The Democratic Progressive Party (DPP) yesterday said it would step up pressure on the judiciary to investigate several vote-buying cases stemming from the Jan. 14 legislative elections.
“The Central Standing Committee [CSC] today concluded that the Chinese Nationalist Party [KMT] had taken vote--buying to a whole new level in the legislative elections with a lot of new tactics,” DPP spokesperson Lin Chun-hsien (林俊憲) said after the weekly committee meeting.
The meeting also decided to highlight the judiciary’s inaction on a vote-buying lawsuit filed by then-DPP legislative candidate Tsai Yi-yu (蔡易餘) in Chiayi County’s first district against his KMT rival, Wong Chung-chun (翁重鈞).
Tsai lost to Wong by 895 votes, but has filed a lawsuit to invalidate the result over Wong’s alleged vote buying.
The DPP has secured concrete evidence, including videos and eyewitness testimony, and was confident Tsai would win the lawsuit, Lin said.
However, the party was concerned that the judiciary planned to close the case by just prosecuting local campaign workers, instead of Wong, which has been common practice in past vote-buying lawsuits, he said.
The KMT has been “innovative” in its vote-buying practices, Lin said.
“For instance, local campaigners hired people and paid them ‘wages’ so the money could not be considered vote-buying,” he said.
Outgoing DPP Chairperson Tsai Ing-wen (蔡英文) also gave some of her last orders before she steps down on March 1, demanding that the party do its best to win the by-election for township chief of Huatan Township (花壇), Changhua County, on Wednesday next week.
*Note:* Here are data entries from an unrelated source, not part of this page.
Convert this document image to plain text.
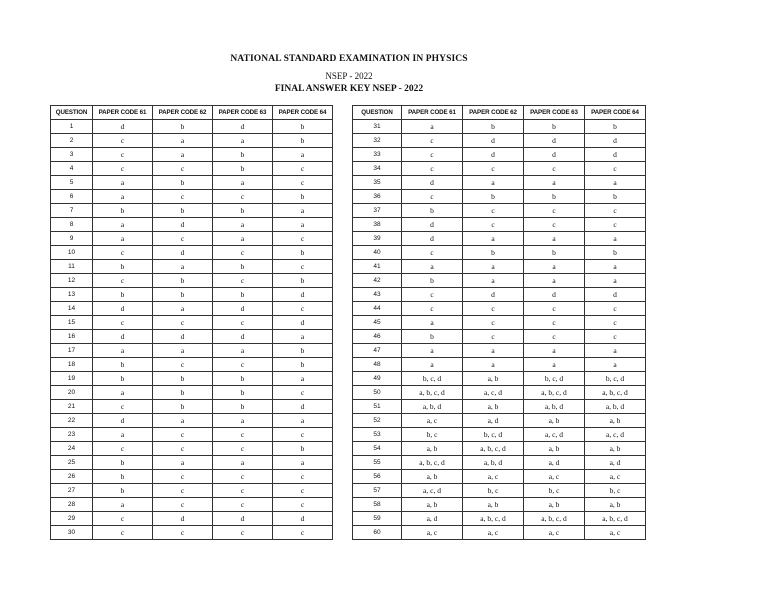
NATIONAL STANDARD EXAMINATION IN PHYSICS
NSEP - 2022
FINAL ANSWER KEY NSEP - 2022
QUESTION	PAPER CODE 61	PAPER CODE 62	PAPER CODE 63	PAPER CODE 64
1	d	b	d	b
2	c	a	a	b
3	c	a	b	a
4	c	c	b	c
5	a	b	a	c
6	a	c	c	b
7	b	b	b	a
8	a	d	a	a
9	a	c	a	c
10	c	d	c	b
11	b	a	b	c
12	c	b	c	b
13	b	b	b	d
14	d	a	d	c
15	c	c	c	d
16	d	d	d	a
17	a	a	a	b
18	b	c	c	b
19	b	b	b	a
20	a	b	b	c
21	c	b	b	d
22	d	a	a	a
23	a	c	c	c
24	c	c	c	b
25	b	a	a	a
26	b	c	c	c
27	b	c	c	c
28	a	c	c	c
29	c	d	d	d
30	c	c	c	c
QUESTION	PAPER CODE 61	PAPER CODE 62	PAPER CODE 63	PAPER CODE 64
31	a	b	b	b
32	c	d	d	d
33	c	d	d	d
34	c	c	c	c
35	d	a	a	a
36	c	b	b	b
37	b	c	c	c
38	d	c	c	c
39	d	a	a	a
40	c	b	b	b
41	a	a	a	a
42	b	a	a	a
43	c	d	d	d
44	c	c	c	c
45	a	c	c	c
46	b	c	c	c
47	a	a	a	a
48	a	a	a	a
49	b, c, d	a, b	b, c, d	b, c, d
50	a, b, c, d	a, c, d	a, b, c, d	a, b, c, d
51	a, b, d	a, b	a, b, d	a, b, d
52	a, c	a, d	a, b	a, b
53	b, c	b, c, d	a, c, d	a, c, d
54	a, b	a, b, c, d	a, b	a, b
55	a, b, c, d	a, b, d	a, d	a, d
56	a, b	a, c	a, c	a, c
57	a, c, d	b, c	b, c	b, c
58	a, b	a, b	a, b	a, b
59	a, d	a, b, c, d	a, b, c, d	a, b, c, d
60	a, c	a, c	a, c	a, c
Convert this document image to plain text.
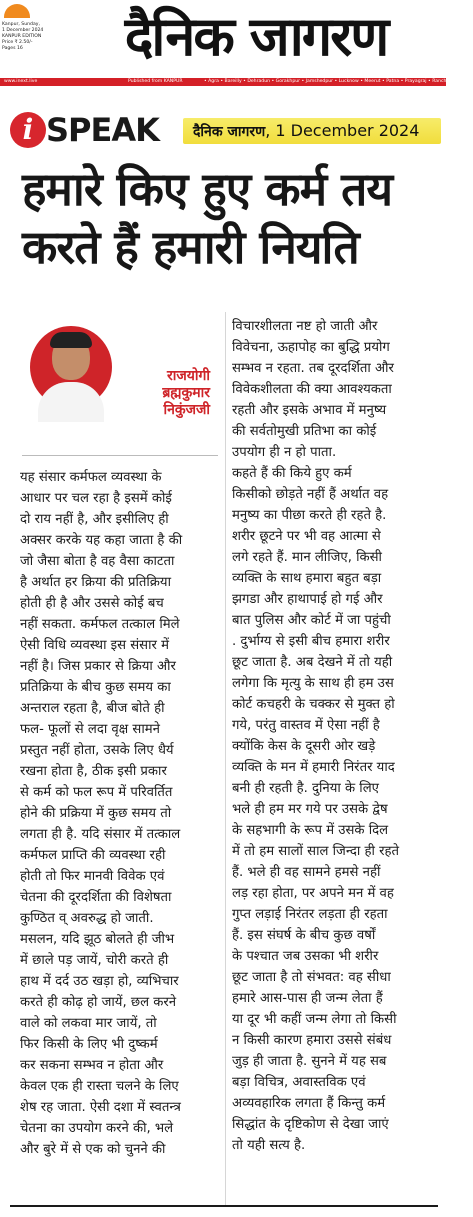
Kanpur, Sunday,
1 December 2024
KANPUR EDITION
Price ₹ 2.50/-
Pages 16	दैनिक जागरण
www.inext.live	Published from KANPUR	• Agra • Bareilly • Dehradun • Gorakhpur • Jamshedpur • Lucknow • Meerut • Patna • Prayagraj • Ranchi • Varanasi
i SPEAK	दैनिक जागरण, 1 December 2024
हमारे किए हुए कर्म तय
करते हैं हमारी नियति
राजयोगी
ब्रह्मकुमार
निकुंजजी
यह संसार कर्मफल व्यवस्था के
आधार पर चल रहा है इसमें कोई
दो राय नहीं है, और इसीलिए ही
अक्सर करके यह कहा जाता है की
जो जैसा बोता है वह वैसा काटता
है अर्थात हर क्रिया की प्रतिक्रिया
होती ही है और उससे कोई बच
नहीं सकता. कर्मफल तत्काल मिले
ऐसी विधि व्यवस्था इस संसार में
नहीं है। जिस प्रकार से क्रिया और
प्रतिक्रिया के बीच कुछ समय का
अन्तराल रहता है, बीज बोते ही
फल- फूलों से लदा वृक्ष सामने
प्रस्तुत नहीं होता, उसके लिए धैर्य
रखना होता है, ठीक इसी प्रकार
से कर्म को फल रूप में परिवर्तित
होने की प्रक्रिया में कुछ समय तो
लगता ही है. यदि संसार में तत्काल
कर्मफल प्राप्ति की व्यवस्था रही
होती तो फिर मानवी विवेक एवं
चेतना की दूरदर्शिता की विशेषता
कुण्ठित व् अवरुद्ध हो जाती.
मसलन, यदि झूठ बोलते ही जीभ
में छाले पड़ जायें, चोरी करते ही
हाथ में दर्द उठ खड़ा हो, व्यभिचार
करते ही कोढ़ हो जायें, छल करने
वाले को लकवा मार जायें, तो
फिर किसी के लिए भी दुष्कर्म
कर सकना सम्भव न होता और
केवल एक ही रास्ता चलने के लिए
शेष रह जाता. ऐसी दशा में स्वतन्त्र
चेतना का उपयोग करने की, भले
और बुरे में से एक को चुनने की
विचारशीलता नष्ट हो जाती और
विवेचना, ऊहापोह का बुद्धि प्रयोग
सम्भव न रहता. तब दूरदर्शिता और
विवेकशीलता की क्या आवश्यकता
रहती और इसके अभाव में मनुष्य
की सर्वतोमुखी प्रतिभा का कोई
उपयोग ही न हो पाता.
कहते हैं की किये हुए कर्म
किसीको छोड़ते नहीं हैं अर्थात वह
मनुष्य का पीछा करते ही रहते है.
शरीर छूटने पर भी वह आत्मा से
लगे रहते हैं. मान लीजिए, किसी
व्यक्ति के साथ हमारा बहुत बड़ा
झगडा और हाथापाई हो गई और
बात पुलिस और कोर्ट में जा पहुंची
. दुर्भाग्य से इसी बीच हमारा शरीर
छूट जाता है. अब देखने में तो यही
लगेगा कि मृत्यु के साथ ही हम उस
कोर्ट कचहरी के चक्कर से मुक्त हो
गये, परंतु वास्तव में ऐसा नहीं है
क्योंकि केस के दूसरी ओर खड़े
व्यक्ति के मन में हमारी निरंतर याद
बनी ही रहती है. दुनिया के लिए
भले ही हम मर गये पर उसके द्वेष
के सहभागी के रूप में उसके दिल
में तो हम सालों साल जिन्दा ही रहते
हैं. भले ही वह सामने हमसे नहीं
लड़ रहा होता, पर अपने मन में वह
गुप्त लड़ाई निरंतर लड़ता ही रहता
हैं. इस संघर्ष के बीच कुछ वर्षों
के पश्चात जब उसका भी शरीर
छूट जाता है तो संभवत: वह सीधा
हमारे आस-पास ही जन्म लेता हैं
या दूर भी कहीं जन्म लेगा तो किसी
न किसी कारण हमारा उससे संबंध
जुड़ ही जाता है. सुनने में यह सब
बड़ा विचित्र, अवास्तविक एवं
अव्यवहारिक लगता हैं किन्तु कर्म
सिद्धांत के दृष्टिकोण से देखा जाएं
तो यही सत्य है.
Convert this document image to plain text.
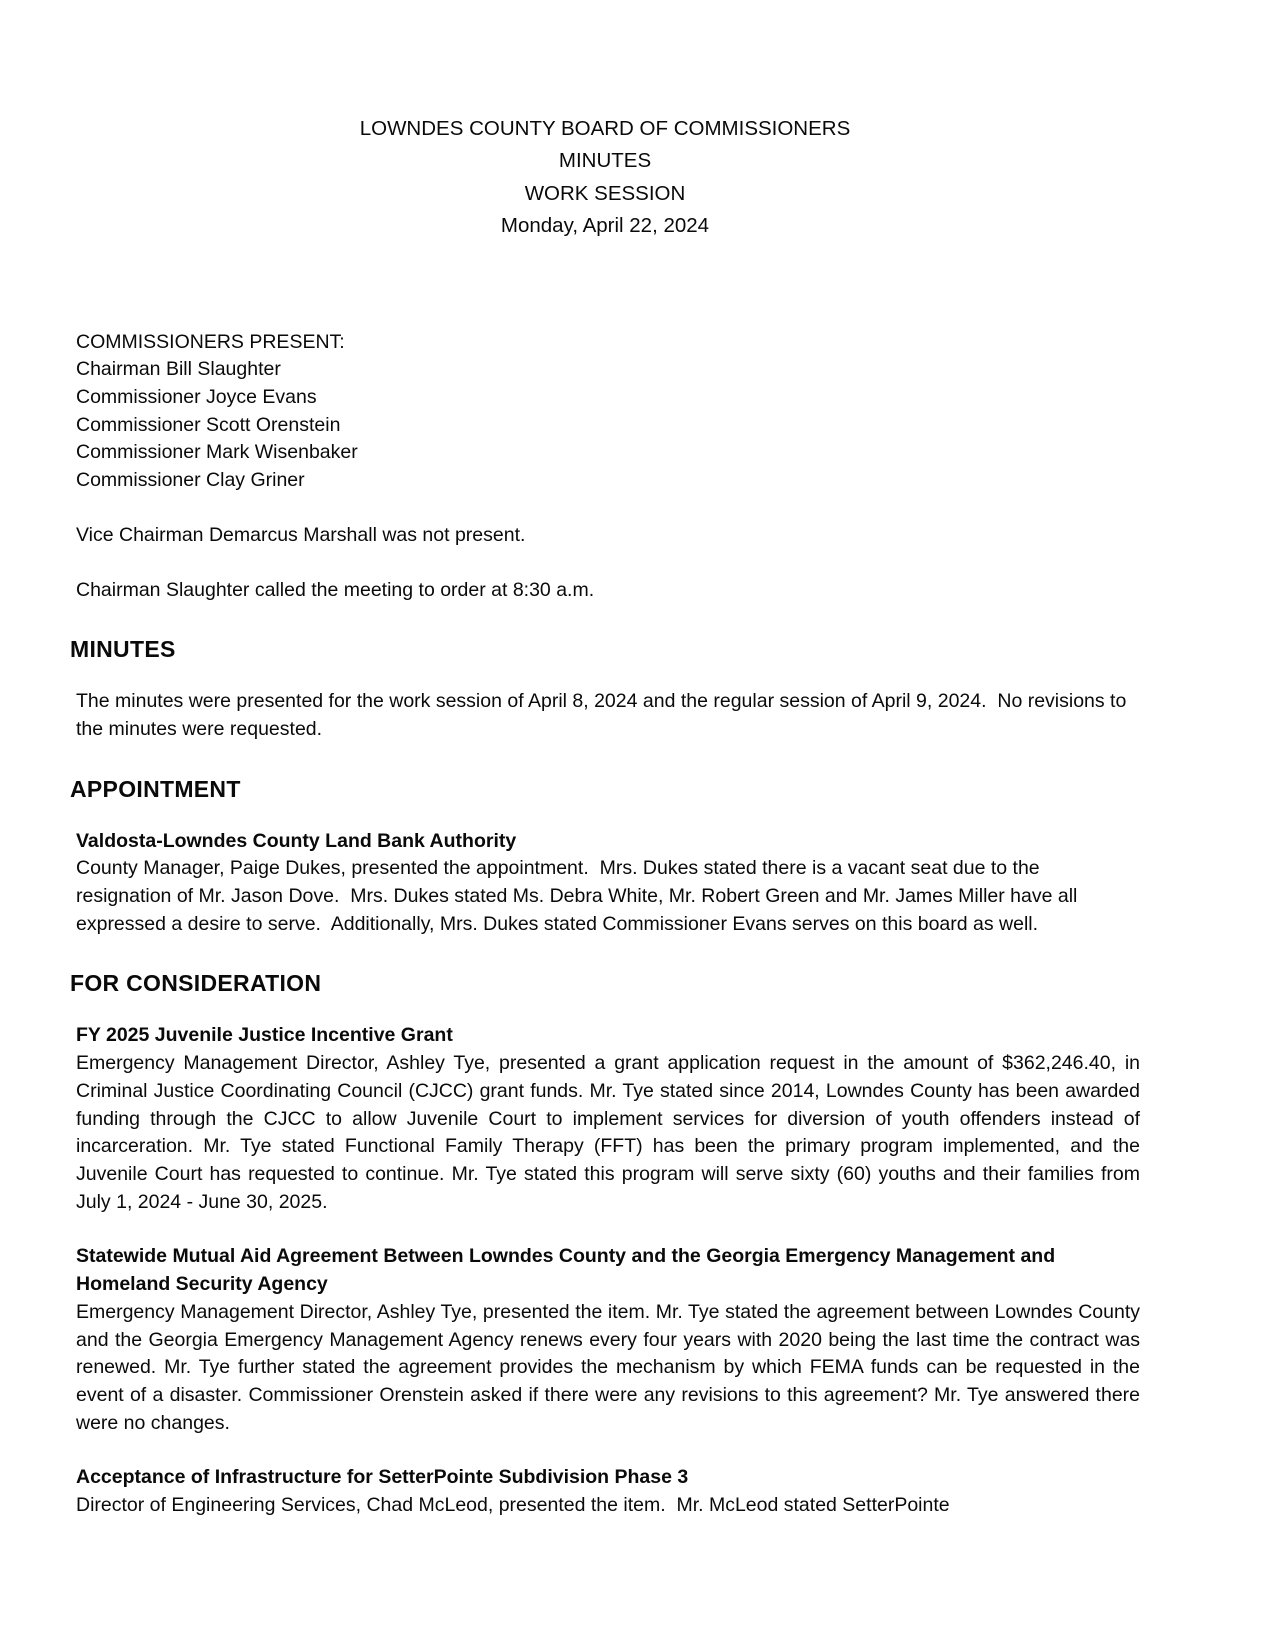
LOWNDES COUNTY BOARD OF COMMISSIONERS
MINUTES
WORK SESSION
Monday, April 22, 2024
COMMISSIONERS PRESENT:
Chairman Bill Slaughter
Commissioner Joyce Evans
Commissioner Scott Orenstein
Commissioner Mark Wisenbaker
Commissioner Clay Griner

Vice Chairman Demarcus Marshall was not present.

Chairman Slaughter called the meeting to order at 8:30 a.m.

MINUTES

The minutes were presented for the work session of April 8, 2024 and the regular session of April 9, 2024.  No revisions to the minutes were requested.

APPOINTMENT
Valdosta-Lowndes County Land Bank Authority

County Manager, Paige Dukes, presented the appointment.  Mrs. Dukes stated there is a vacant seat due to the resignation of Mr. Jason Dove.  Mrs. Dukes stated Ms. Debra White, Mr. Robert Green and Mr. James Miller have all expressed a desire to serve.  Additionally, Mrs. Dukes stated Commissioner Evans serves on this board as well.

FOR CONSIDERATION
FY 2025 Juvenile Justice Incentive Grant

Emergency Management Director, Ashley Tye, presented a grant application request in the amount of $362,246.40, in Criminal Justice Coordinating Council (CJCC) grant funds. Mr. Tye stated since 2014, Lowndes County has been awarded funding through the CJCC to allow Juvenile Court to implement services for diversion of youth offenders instead of incarceration. Mr. Tye stated Functional Family Therapy (FFT) has been the primary program implemented, and the Juvenile Court has requested to continue. Mr. Tye stated this program will serve sixty (60) youths and their families from July 1, 2024 - June 30, 2025.

Statewide Mutual Aid Agreement Between Lowndes County and the Georgia Emergency Management and Homeland Security Agency

Emergency Management Director, Ashley Tye, presented the item. Mr. Tye stated the agreement between Lowndes County and the Georgia Emergency Management Agency renews every four years with 2020 being the last time the contract was renewed. Mr. Tye further stated the agreement provides the mechanism by which FEMA funds can be requested in the event of a disaster. Commissioner Orenstein asked if there were any revisions to this agreement? Mr. Tye answered there were no changes.

Acceptance of Infrastructure for SetterPointe Subdivision Phase 3

Director of Engineering Services, Chad McLeod, presented the item.  Mr. McLeod stated SetterPointe
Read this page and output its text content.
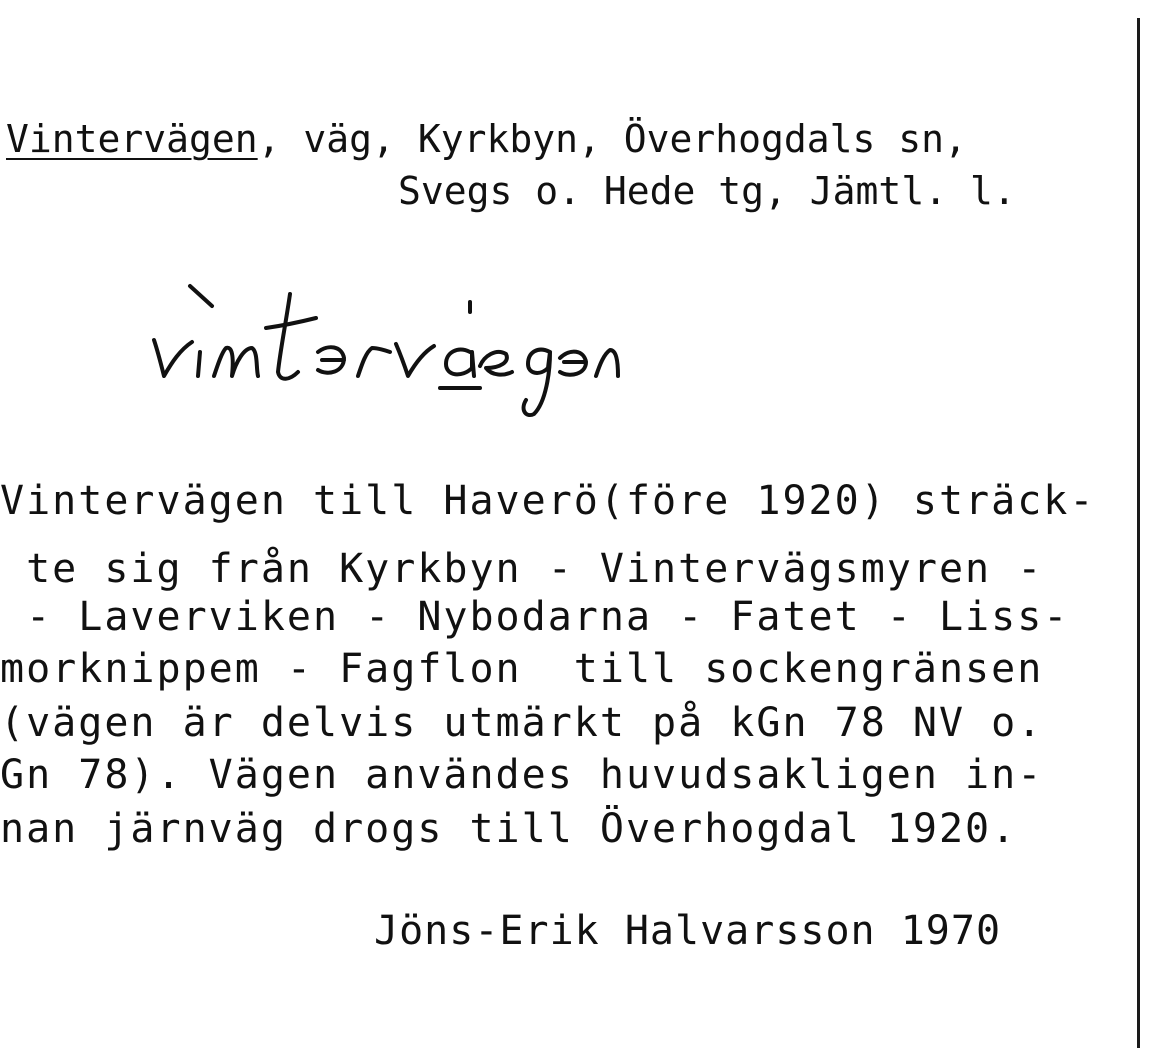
Vintervägen, väg, Kyrkbyn, Överhogdals sn,
Svegs o. Hede tg, Jämtl. l.
Vintervägen till Haverö(före 1920) sträck-
te sig från Kyrkbyn - Vintervägsmyren -
- Laverviken - Nybodarna - Fatet - Liss-
morknippem - Fagflon  till sockengränsen
(vägen är delvis utmärkt på kGn 78 NV o.
Gn 78). Vägen användes huvudsakligen in-
nan järnväg drogs till Överhogdal 1920.
Jöns-Erik Halvarsson 1970
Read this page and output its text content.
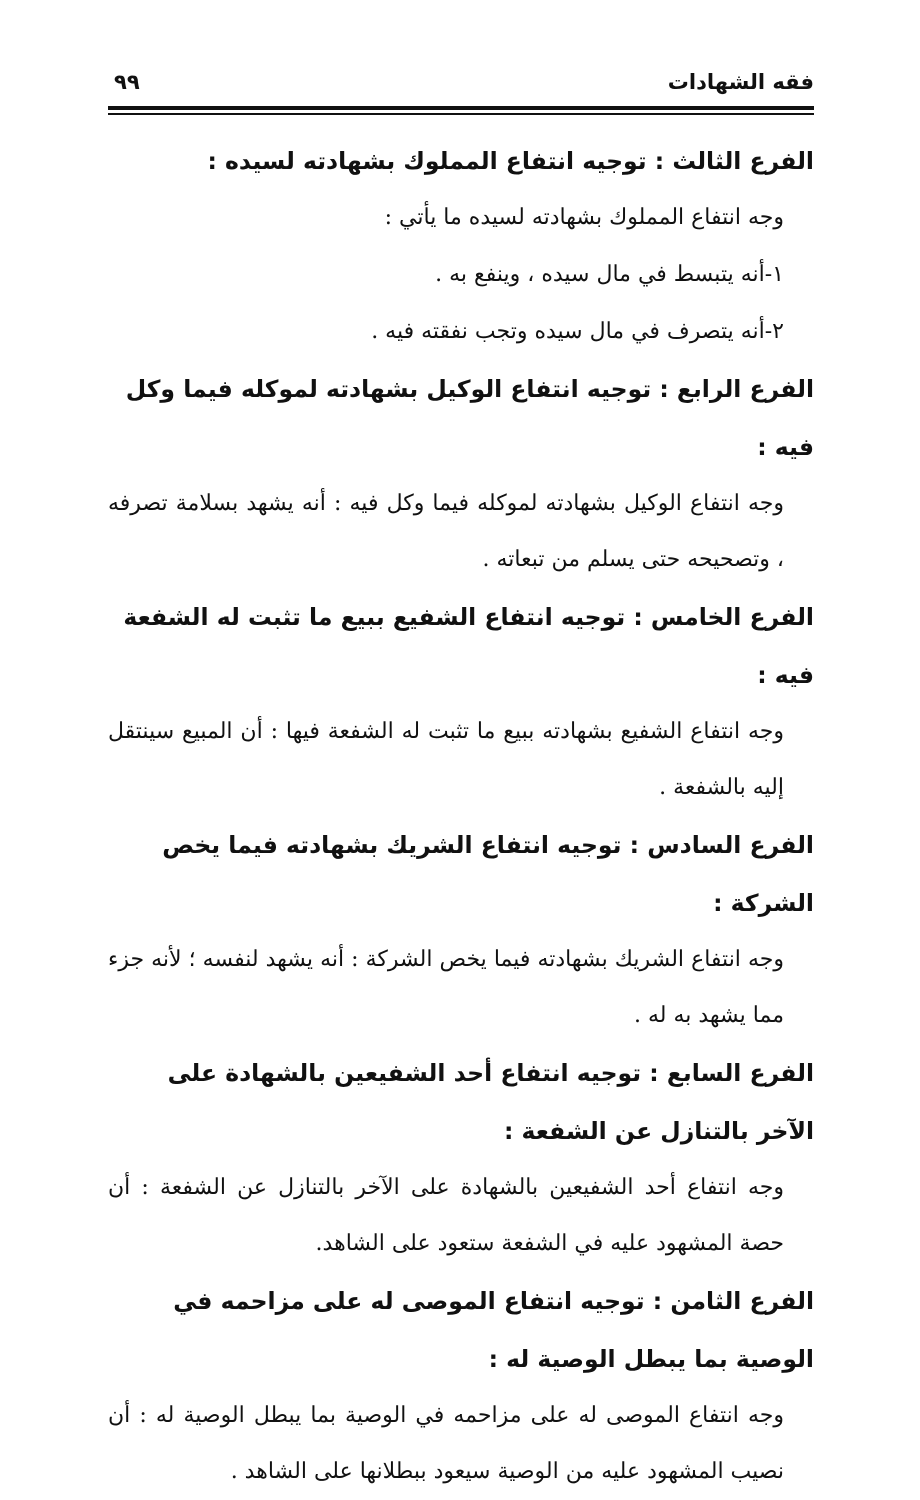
فقه الشهادات
٩٩

الفرع الثالث : توجيه انتفاع المملوك بشهادته لسيده :

وجه انتفاع المملوك بشهادته لسيده ما يأتي :

١-أنه يتبسط في مال سيده ، وينفع به .

٢-أنه يتصرف في مال سيده وتجب نفقته فيه .

الفرع الرابع : توجيه انتفاع الوكيل بشهادته لموكله فيما وكل فيه :

وجه انتفاع الوكيل بشهادته لموكله فيما وكل فيه : أنه يشهد بسلامة تصرفه ، وتصحيحه حتى يسلم من تبعاته .

الفرع الخامس : توجيه انتفاع الشفيع ببيع ما تثبت له الشفعة فيه :

وجه انتفاع الشفيع بشهادته ببيع ما تثبت له الشفعة فيها : أن المبيع سينتقل إليه بالشفعة .

الفرع السادس : توجيه انتفاع الشريك بشهادته فيما يخص الشركة :

وجه انتفاع الشريك بشهادته فيما يخص الشركة : أنه يشهد لنفسه ؛ لأنه جزء مما يشهد به له .

الفرع السابع : توجيه انتفاع أحد الشفيعين بالشهادة على الآخر بالتنازل عن الشفعة :

وجه انتفاع أحد الشفيعين بالشهادة على الآخر بالتنازل عن الشفعة : أن حصة المشهود عليه في الشفعة ستعود على الشاهد.

الفرع الثامن : توجيه انتفاع الموصى له على مزاحمه في الوصية بما يبطل الوصية له :

وجه انتفاع الموصى له على مزاحمه في الوصية بما يبطل الوصية له : أن نصيب المشهود عليه من الوصية سيعود ببطلانها على الشاهد .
She also said the party needed to establish a platform to maximize the policy formulation capacity of hundreds of DPP aides and assistants.
With a platform to integrate the aides who work for the party’s think tank and Policy Research Committee, as well as assistants for the DPP’s 40 legislators, the DPP would be able to generate policy-making momentum to dominate agenda-setting on social and policy issues, Lin quoted Tsai as saying.
Next week’s by-election would be the third township chief election in Huatan in the past two years because previous results were invalidated because of vote buying.
In other news, Lin said Tsai is expected to submit her complete review of the presidential election loss at the end of this month.